以前の刑事裁判では、被害者もしくは被害者の遺族は証人として証言するか傍聴席から傍聴することが出来るだけだった(意見陳述は比較的最近から出来るようになっていたが)。しかし、昨年12月1日から一定の重罪に限っては、被害者または被害者の一定範囲の遺族が、刑事裁判に直接参加できるようになった。
具体的には、その被害者または遺族が、直接、証人尋問をする、或いは被告人質問をする、更に弁論として意見陳述(例えば求刑意見)ができるのである。ただ、本来の刑事裁判では、起訴するかどうか起訴したあと刑事裁判上どう裁判を進めるかは検察官と裁判所・被告人が決めることであるという原則は変わらないので、被害者側は検察官の権限を侵害しない範囲で検察側に参加することになっている。

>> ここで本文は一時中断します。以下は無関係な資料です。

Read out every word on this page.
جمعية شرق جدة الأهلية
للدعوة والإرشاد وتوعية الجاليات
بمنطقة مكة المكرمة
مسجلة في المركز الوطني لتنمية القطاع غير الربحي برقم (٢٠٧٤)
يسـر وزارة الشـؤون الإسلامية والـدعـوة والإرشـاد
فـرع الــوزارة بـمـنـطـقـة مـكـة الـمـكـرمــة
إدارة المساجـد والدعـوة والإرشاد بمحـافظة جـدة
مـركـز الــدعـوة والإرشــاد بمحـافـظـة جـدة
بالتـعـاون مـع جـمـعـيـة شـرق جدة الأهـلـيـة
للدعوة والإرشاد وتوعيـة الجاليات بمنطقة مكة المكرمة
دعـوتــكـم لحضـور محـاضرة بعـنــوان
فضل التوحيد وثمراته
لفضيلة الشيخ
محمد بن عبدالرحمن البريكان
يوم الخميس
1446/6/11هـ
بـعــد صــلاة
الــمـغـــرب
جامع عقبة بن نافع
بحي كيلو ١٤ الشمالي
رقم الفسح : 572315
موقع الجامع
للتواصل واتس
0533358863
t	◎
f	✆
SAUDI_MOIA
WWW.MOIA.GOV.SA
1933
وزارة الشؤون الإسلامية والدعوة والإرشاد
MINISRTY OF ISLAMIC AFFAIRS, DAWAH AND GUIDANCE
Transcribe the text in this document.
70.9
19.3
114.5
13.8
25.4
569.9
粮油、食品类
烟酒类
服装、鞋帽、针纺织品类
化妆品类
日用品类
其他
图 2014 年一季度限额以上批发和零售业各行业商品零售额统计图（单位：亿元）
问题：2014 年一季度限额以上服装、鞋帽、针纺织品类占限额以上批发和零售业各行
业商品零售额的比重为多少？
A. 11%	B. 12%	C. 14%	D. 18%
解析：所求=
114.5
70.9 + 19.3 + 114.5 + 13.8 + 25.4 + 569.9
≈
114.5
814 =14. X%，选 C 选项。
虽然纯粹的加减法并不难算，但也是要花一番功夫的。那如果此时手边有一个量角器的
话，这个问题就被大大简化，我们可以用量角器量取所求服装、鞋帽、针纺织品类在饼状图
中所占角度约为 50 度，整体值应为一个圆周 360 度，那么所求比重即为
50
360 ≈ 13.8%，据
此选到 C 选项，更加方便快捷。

刑事裁判では、被害者が蚊帳の外に置かれたまま進められるとの批判が被害者側にあったが、それがこの様な形で反映された。被害者の怒りや無念の気持ちを裁判手続き内でも直接的に考慮されるようになったということが出来る。特に被害者参加が認められる犯罪の種類と裁判員裁判が行なわれる犯罪の種類が重なる部分が多いので、一般市民(裁判員)への影響は大きいと思われる。
刑罰をどう考えるかという面では大きく分けて二つの立場がある。応報刑主義と教育刑主義である。応報刑主義とは、犯した犯罪に見合う害悪(生命・身体の自由・財産への侵害)を応報として与えるのが刑罰であり、いわゆる目には目を歯には歯をの考え方で、古来から現代にまで根強く続いている考え方である。教育刑主義とは、犯罪者が二度と同じ過ちを繰り返さないよう更生のために科すのが刑罰であるという考え方である。死刑を存置する以上、現行法は応報刑の立場に立っているとも見られるが、刑罰の幅が広い点では教育刑の考え方も見られる。実際の刑の執行については仮釈放も認められているので教育刑的観点が含まれていると見られる。現行法体系は刑罰について折衷的立場ということができよう。
被害者参加がこの両主義においてどの様な機能を果たすのか、被告人を非難・弾劾して応報刑的な傾向を示すのか、被告人の反省を促して教育刑的な傾向を示すのか、判断は難しい。